A. morì il 6 luglio 1533; le sue spoglie sono
custodite nella Biblioteca comunale ariostea di Ferrara. Croce, commentando il
teatro ariostesco, sostenne che esso rappresentava la parte meno ispirata della
produzione del poeta; la necessità di fornire commedie al Teatro della
Corte estense costituiva, in effetti, solo una delle molteplici funzioni di
cortigiano dell'
A. La fondatezza di questa tesi è indiscutibile.
Infatti né la
Cassaria (recitata nel 1508 e rifatta molti anni
dopo, riducendola da prosastica a poetica, in endecasillabi sdruccioli),
né i
Suppositi (1509) (rifatta poi in versi), né la
Lena (1528), né il
Negromante (scritta a più
riprese), né
I Studenti (iniziata l'anno della sua morte e
compiuta col nuovo titolo
Scolastica dal fratello Gabriele) hanno
un'autentica vivacità comica e gli indiscussi pregi d'arte che
caratterizzano l'
Orlando Furioso. La
Lena, che è la
migliore, ha una comicità tutta meccanica, le altre sono decorose
imitazioni del teatro latino di Plauto e Terenzio. Le commedie dell'
A.
sono in endecasillabi sdruccioli, che tentano di rifare il verso al trimetro
giambico dei comici antichi. Il risultato è quasi sempre una mediocre
prosa ritmica o, se si preferisce, una poesia prosastica non eccelsa. In
realtà il teatro comico dell'
A. esiste ed è grande. Ma esso
si deve ricercare non nelle scialbe rappresentazioni per la Corte estense, ma
nelle luminose ottave dell'
Orlando Furioso, che si dipana attraverso
numerosi episodi in un intricato percorso narrativo in cui la realtà e
l'illusione, la gioia e il dolore si mescolano continuamente. Qui gli uomini e
le donne sono osservati e accettati con la sorridente ironia di chi considera la
vita come una grande tragi-commedia dove tutti, buoni e malvagi, umili e
potenti, sono mossi da forze e da passioni in cui è umano indulgere.

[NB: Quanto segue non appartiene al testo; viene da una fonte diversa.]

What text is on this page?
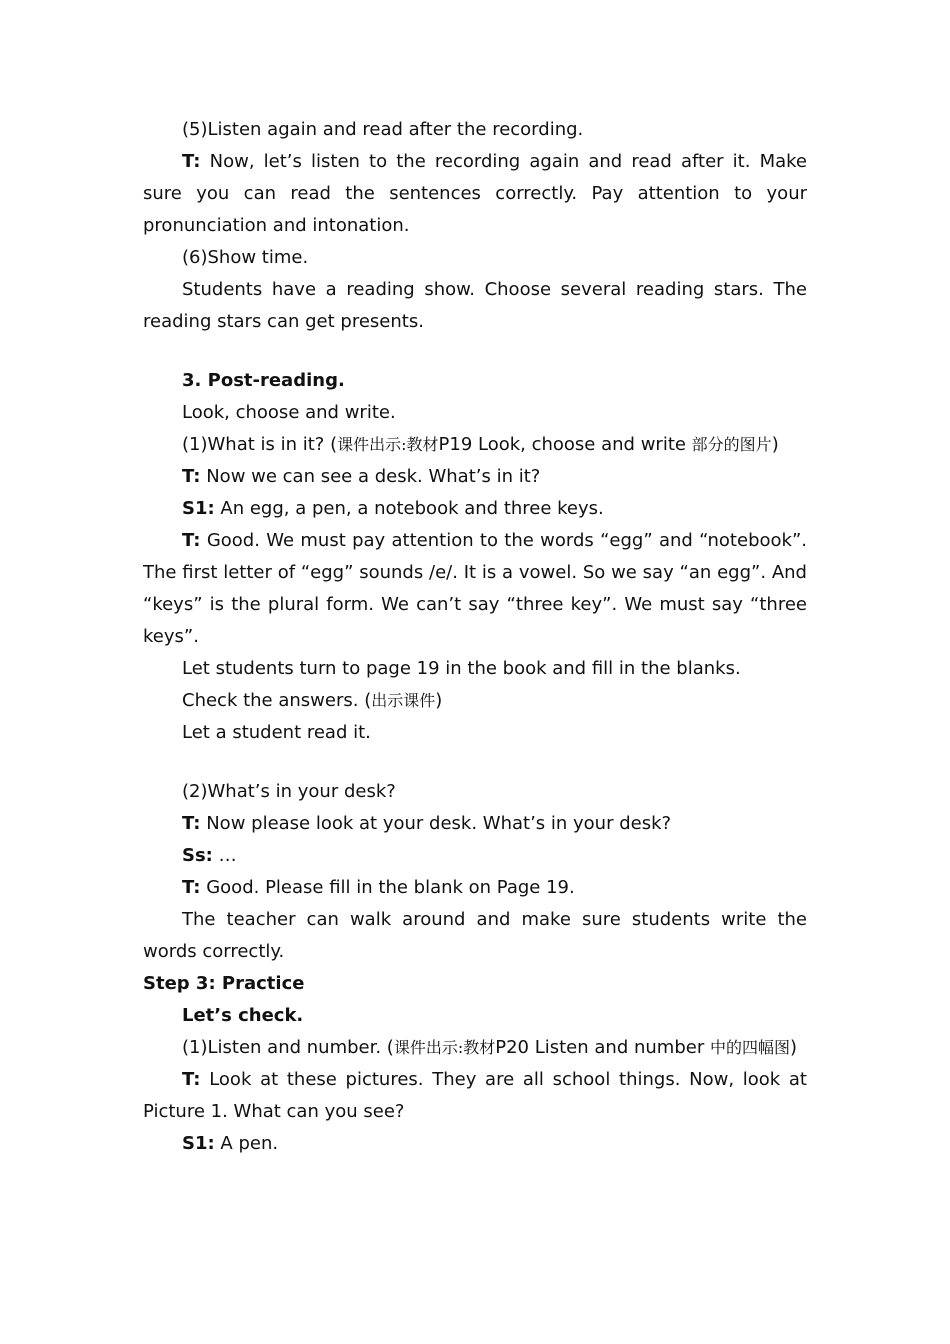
(5)Listen again and read after the recording.

T: Now, let’s listen to the recording again and read after it. Make sure you can read the sentences correctly. Pay attention to your pronunciation and intonation.

(6)Show time.

Students have a reading show. Choose several reading stars. The reading stars can get presents.

3. Post-reading.

Look, choose and write.

(1)What is in it? (课件出示:教材P19 Look, choose and write 部分的图片)

T: Now we can see a desk. What’s in it?

S1: An egg, a pen, a notebook and three keys.

T: Good. We must pay attention to the words “egg” and “notebook”. The first letter of “egg” sounds /e/. It is a vowel. So we say “an egg”. And “keys” is the plural form. We can’t say “three key”. We must say “three keys”.

Let students turn to page 19 in the book and fill in the blanks.

Check the answers. (出示课件)

Let a student read it.

(2)What’s in your desk?

T: Now please look at your desk. What’s in your desk?

Ss: …

T: Good. Please fill in the blank on Page 19.

The teacher can walk around and make sure students write the words correctly.

Step 3: Practice

Let’s check.

(1)Listen and number. (课件出示:教材P20 Listen and number 中的四幅图)

T: Look at these pictures. They are all school things. Now, look at Picture 1. What can you see?

S1: A pen.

Sull'opera aleggia un senso di superiore tolleranza per le debolezze dell'animo
umano, che porta a considerare chiunque, indistintamente, degno d'ironico
compatimento e di bonaria comprensione. L'
Orlando Furioso consta di 46
canti e di 4.834 ottave. La varietà degli episodi è tale che
riesce ben difficile poter ordinare in uno schema narrativo lineare e preciso le
vicende del poema. Già Alfieri lamentava che "
A. nel mezzo del
fatto ti pianti lì", e Foscolo, analogamente, deplorava che "nell'istante
medesimo che la narrazione d'un'avventura ci scorre innanzi come un torrente,
questo diventa secco a un tratto, e subito dopo udiamo il mormorio di ruscelli
di cui avevamo smarrito il corso...". Il poeta riprende un antico motivo
cavalleresco già trattato da Boiardo: il punto di partenza è dato
dall'ultimo canto dell'
Orlando innamorato, dove Angelica viene consegnata
al duca di Baviera perché sia data in premio al più valoroso
guerriero. Con la fuga della bella Angelica ha inizio la nuova vicenda. Tema
centrale del poema, vero fulcro narrativo intorno a cui si riannodano i vari
episodi, è la guerra di Carlo Magno contro gli infedeli; terminata la
guerra, ecco le contrastate nozze di Bradamante e di Ruggero; e infine, quando
sembra che più nulla ostacoli le sospirate nozze, giunge Rodomonte a
sfidare lo sposo nel mortale duello in cui il saraceno avrà la peggio.
Nell'opera l'
A. profonde un'intensa ispirazione fantastica, creando
un'epopea di profonda umanità e di veemente passione, pur mitigata da un
sereno e calmo senso dell'esistenza, che attinge a vette artistiche
difficilmente raggiungibili (Reggio Emilia 1474 - Ferrara 1533).